Wirtschaftsweise Isabel Schnabel, Foto: Sachverständigenrat

Wirtschaftsweise Isabel Schnabel, Foto: Sachverständigenrat

Isabel Schnabel

Wirtschaftsweise kritisiert EU-weite Einlagensicherung

//
Wenn eine Bank in Europa pleitegeht, soll gemeinschaftliche Einlagensicherung der EU die Verluste der Sparer abfedern. So lauten Pläne der EU-Kommission, die derzeit einen konkreten Vorschlag zur Durchführung einer gemeinschaftlichen Einlagensicherung aller EU-Staaten erarbeitet.

Jetzt hat sich die Ökonomin Isabel Schnabel, Mitglied im Sachverständigenrat zur Begutachtung der gesamtwirtschaftlichen Entwicklung, gegen entsprechende Pläne zu Wort gemeldet:

Eine vergemeinschaftete Sicherung von Bankeinlagen sei unter Anreizgesichtspunkten sehr problematisch, kritisierte Schnabel vor dem Internationalen Club Frankfurter Wirtschaftsjournalisten. Von Schnabels kritischer Stellungnahme berichtet die "Börsen-Zeitung".  

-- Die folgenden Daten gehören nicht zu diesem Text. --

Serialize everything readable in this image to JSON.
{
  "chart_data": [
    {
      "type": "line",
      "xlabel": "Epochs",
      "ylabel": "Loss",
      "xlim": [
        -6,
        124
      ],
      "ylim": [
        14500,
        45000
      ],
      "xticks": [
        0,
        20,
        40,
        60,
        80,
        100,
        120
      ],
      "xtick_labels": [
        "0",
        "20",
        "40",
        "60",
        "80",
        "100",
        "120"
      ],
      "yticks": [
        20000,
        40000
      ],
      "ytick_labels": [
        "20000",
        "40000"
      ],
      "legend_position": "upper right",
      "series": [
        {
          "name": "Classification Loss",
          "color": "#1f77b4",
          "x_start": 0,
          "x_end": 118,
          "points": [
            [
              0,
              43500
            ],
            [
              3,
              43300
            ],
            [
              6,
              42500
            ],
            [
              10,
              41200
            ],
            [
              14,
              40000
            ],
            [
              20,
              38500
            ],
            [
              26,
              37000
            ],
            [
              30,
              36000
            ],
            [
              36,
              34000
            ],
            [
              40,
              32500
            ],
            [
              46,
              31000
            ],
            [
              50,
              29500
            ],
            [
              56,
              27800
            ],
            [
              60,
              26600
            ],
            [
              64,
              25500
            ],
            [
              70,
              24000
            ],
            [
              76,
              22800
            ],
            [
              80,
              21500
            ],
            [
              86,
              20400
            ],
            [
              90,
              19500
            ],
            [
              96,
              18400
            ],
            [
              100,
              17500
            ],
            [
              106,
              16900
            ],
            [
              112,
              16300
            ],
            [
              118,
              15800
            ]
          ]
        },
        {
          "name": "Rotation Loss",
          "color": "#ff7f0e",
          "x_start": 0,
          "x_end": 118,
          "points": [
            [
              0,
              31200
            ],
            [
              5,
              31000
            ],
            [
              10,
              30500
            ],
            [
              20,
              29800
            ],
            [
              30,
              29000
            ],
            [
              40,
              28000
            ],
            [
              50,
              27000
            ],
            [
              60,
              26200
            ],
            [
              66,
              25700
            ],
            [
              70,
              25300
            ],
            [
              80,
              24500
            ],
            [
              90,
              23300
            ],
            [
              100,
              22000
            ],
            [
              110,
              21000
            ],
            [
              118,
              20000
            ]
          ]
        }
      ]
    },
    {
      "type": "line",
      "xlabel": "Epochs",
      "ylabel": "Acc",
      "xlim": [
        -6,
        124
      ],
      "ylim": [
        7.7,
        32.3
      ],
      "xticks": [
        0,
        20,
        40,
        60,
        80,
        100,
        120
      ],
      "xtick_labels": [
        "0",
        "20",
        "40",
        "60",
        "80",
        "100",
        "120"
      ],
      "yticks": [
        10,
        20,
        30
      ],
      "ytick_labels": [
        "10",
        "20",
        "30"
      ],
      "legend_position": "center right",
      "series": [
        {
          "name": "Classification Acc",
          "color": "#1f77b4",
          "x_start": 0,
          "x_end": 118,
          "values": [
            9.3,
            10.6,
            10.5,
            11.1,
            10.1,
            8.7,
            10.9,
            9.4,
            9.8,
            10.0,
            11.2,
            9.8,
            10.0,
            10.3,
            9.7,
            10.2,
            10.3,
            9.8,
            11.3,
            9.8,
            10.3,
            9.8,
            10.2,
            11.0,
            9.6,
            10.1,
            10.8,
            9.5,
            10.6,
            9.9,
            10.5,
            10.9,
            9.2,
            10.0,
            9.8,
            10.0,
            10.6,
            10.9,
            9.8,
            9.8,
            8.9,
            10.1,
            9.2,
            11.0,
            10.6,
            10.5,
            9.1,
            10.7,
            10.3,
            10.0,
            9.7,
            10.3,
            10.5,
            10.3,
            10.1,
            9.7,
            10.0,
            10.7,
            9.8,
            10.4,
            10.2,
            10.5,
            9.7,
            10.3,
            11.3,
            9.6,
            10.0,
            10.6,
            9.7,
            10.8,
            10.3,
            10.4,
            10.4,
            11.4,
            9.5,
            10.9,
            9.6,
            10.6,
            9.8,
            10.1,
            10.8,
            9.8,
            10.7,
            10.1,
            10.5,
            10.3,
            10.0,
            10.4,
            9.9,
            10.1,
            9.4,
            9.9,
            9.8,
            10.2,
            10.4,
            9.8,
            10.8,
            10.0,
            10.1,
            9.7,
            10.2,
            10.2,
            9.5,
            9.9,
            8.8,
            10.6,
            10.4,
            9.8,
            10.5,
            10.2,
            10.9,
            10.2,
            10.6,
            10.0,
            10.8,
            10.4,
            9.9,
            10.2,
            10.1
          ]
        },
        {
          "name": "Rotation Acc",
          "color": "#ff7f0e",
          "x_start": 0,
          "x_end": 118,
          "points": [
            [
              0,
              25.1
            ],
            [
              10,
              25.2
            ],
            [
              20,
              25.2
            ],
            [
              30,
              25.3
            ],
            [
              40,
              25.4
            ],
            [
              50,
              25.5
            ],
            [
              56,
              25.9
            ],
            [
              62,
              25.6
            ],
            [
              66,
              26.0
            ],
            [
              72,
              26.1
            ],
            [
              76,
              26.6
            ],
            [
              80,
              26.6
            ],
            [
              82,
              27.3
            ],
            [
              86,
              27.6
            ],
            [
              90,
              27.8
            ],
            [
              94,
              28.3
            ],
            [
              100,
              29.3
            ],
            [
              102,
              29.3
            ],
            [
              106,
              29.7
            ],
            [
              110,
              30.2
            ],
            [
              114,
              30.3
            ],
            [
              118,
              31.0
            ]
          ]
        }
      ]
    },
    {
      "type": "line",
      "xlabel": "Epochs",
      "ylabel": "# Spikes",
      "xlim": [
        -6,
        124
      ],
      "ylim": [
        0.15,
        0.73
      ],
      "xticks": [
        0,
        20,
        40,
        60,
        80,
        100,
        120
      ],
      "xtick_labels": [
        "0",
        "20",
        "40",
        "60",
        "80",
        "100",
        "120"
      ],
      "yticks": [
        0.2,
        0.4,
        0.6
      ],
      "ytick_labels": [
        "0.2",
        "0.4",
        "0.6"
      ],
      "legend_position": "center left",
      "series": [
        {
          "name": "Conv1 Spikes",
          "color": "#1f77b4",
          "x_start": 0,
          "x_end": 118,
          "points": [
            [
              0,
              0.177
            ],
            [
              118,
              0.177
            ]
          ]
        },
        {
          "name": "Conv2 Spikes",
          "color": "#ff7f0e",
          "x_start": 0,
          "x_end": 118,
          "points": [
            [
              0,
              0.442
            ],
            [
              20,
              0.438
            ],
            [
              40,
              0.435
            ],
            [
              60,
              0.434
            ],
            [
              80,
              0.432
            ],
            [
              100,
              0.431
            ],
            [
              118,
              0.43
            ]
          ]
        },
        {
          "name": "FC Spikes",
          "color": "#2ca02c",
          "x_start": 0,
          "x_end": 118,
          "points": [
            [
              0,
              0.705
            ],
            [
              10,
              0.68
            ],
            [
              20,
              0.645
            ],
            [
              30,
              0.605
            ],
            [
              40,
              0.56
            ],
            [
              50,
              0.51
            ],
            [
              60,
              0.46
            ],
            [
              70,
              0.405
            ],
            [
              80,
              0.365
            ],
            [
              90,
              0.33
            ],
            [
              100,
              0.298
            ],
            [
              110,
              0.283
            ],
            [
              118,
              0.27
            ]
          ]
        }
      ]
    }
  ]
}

Risiken der nationalen Politik auf europäische Ebene verschoben

Die nationale Wirtschafts- und Fiskalpolitik habe immer noch erheblichen Einfluss auf die Risiken im Bankensektor. Mit einer gemeinschaftlichen Einlagensicherung unter dem Dach der EU würden „Risiken der nationalen Politik auf die europäische Ebene verschoben und damit vergemeinschaftet“, gibt Schnabel zu bedenken.

Statt auf EU-Ebene ein gemeinsames Sicherungssystem vorzuhalten, plädiert Schnabel für nationale Verantwortung. Erst müsse im Falle einer Bankenpleite die Politik der Länder in die Verantwortung treten. Europäische Gelder solle man nur im Notfall heranziehen. Bei der Bankenabwicklung gebe es den Euro-Rettungsfonds ESM als letzte Rückfalloption für Notfälle. Ein solches System sollte man auch bei der Einlagensicherung der Banken anwenden, so Schnabel.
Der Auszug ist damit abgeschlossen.